Clammy tears streaking this face that may never be washed clean. Chosen against God in error or in pride, matters not. For I am alone, separated as Christ on the Cross. Bereft of hope, Living but dead, crying out but hearing the echo of my fear in my own inner ear.
Regret, the words and laughter I gave him and her as they tried to convince me the time had arrived for reason. What choice but death now stands before me? As all that is good has gone. Will this stage finally demand a choice from this disobedient man?
Truth, stood before me and I refused to kneel in acknowledgement. Loving self, wealth, worry and design more than the one who gave me life, breath and the choice I so unwisely refused to express. Left is not a direction or term of political affiliation, the pathetic fate of those who are now in danger of never knowing God, heaven or peace. Only hell awaits.
What now as I filter through the history I refused. Knowing that the thing I resisted adamantly, God’s Word would now be my only source of escaping the fate I once adored.

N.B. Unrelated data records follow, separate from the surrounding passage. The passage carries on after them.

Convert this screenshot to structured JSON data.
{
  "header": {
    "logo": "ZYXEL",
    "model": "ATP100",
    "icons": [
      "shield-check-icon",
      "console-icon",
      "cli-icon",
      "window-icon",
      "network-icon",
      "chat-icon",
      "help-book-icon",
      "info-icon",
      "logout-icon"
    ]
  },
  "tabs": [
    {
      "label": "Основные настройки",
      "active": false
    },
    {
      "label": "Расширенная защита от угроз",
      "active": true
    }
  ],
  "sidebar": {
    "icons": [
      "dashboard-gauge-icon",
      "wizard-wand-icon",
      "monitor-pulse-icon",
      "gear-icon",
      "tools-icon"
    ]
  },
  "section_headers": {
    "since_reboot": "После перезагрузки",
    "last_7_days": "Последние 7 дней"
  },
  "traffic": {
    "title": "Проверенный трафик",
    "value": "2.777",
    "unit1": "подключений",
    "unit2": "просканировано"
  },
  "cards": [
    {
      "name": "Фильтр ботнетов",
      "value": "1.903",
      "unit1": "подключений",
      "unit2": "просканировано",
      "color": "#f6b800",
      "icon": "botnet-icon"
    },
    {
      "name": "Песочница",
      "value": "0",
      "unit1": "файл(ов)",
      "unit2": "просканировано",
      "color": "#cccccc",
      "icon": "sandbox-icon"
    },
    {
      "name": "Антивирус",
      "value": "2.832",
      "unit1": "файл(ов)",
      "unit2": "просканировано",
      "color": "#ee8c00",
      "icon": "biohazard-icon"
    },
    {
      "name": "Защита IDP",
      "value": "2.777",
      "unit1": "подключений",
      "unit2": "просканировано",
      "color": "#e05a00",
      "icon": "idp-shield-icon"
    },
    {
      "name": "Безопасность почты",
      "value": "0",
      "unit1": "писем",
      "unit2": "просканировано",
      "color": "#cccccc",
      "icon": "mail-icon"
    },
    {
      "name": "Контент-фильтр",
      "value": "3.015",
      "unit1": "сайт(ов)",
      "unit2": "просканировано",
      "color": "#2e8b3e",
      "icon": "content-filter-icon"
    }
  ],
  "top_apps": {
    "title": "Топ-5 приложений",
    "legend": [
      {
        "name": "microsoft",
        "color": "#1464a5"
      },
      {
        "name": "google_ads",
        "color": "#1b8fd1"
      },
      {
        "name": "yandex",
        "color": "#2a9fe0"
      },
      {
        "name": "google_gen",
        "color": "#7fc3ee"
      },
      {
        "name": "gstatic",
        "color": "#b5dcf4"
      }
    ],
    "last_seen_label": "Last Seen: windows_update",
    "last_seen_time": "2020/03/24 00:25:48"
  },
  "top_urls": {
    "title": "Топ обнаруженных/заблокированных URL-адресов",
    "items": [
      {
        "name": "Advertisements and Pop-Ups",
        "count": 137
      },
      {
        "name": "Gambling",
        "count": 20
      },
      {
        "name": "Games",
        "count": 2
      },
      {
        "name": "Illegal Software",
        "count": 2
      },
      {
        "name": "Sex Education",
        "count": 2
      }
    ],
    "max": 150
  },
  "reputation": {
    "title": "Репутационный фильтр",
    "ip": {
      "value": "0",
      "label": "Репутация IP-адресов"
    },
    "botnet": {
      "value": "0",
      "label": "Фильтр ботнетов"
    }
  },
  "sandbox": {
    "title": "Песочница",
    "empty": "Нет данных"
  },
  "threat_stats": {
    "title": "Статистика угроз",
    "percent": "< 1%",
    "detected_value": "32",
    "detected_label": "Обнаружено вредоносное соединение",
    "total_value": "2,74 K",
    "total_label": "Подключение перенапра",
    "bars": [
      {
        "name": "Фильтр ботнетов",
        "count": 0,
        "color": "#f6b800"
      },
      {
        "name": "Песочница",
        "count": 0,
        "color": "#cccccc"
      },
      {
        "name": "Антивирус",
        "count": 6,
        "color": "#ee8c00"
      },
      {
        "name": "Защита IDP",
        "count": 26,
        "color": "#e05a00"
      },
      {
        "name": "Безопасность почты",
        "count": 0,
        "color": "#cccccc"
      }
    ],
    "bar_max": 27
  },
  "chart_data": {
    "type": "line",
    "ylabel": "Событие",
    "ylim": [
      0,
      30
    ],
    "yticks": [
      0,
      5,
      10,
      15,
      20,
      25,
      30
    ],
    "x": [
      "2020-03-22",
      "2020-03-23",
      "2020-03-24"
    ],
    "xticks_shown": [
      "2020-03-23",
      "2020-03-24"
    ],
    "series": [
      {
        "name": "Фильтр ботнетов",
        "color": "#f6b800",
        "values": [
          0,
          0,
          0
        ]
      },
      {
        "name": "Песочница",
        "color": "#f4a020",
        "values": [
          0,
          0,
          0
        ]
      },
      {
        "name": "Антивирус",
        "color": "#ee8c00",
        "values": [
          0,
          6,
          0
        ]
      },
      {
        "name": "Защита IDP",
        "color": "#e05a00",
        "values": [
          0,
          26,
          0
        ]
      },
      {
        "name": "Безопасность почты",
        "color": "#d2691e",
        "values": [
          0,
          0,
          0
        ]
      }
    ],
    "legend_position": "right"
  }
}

Pages, what pages, what prophets, priests and promise would now lend me access to deliverance. Oh, the simplicity of being born of heaven, the utter calamity and irony of my circumstance. Now wishing I had listened, learned and broken free from the prisons of mind, deception and treasure. Now on the steps of hell, heaven was perhaps all that may be called, REAL.
Behind, past, forgotten, relegated to words and memories slowly ebbing from existence within the minds of those who remember. No Pages, No perpetuity, no continuance once forgotten by men who knew my name. Most of whom have suffered fate similar and would soon be forgotten themselves.
Jesus, the dry tongue visited the Name of Power and relief, a peace I ignored and held ignoble. Now alone was the food for life or a proper death as man having acknowledged God’s creation. A Kiss for the Son that His coming anger would Passover. This much remembered of the Word so precious having escaped my passion; All would be saved who cry out to Him.
This choice I made in instant. The deception would now come and my only escape would be standing unto death against the false faith of worldly dominion. I would offer my life to God in hope of escaping as a martyred tribulation saint. Oh that I had believed. Now no regret would save me. Only the recognition of Christ and His pity upon my unworthy soul.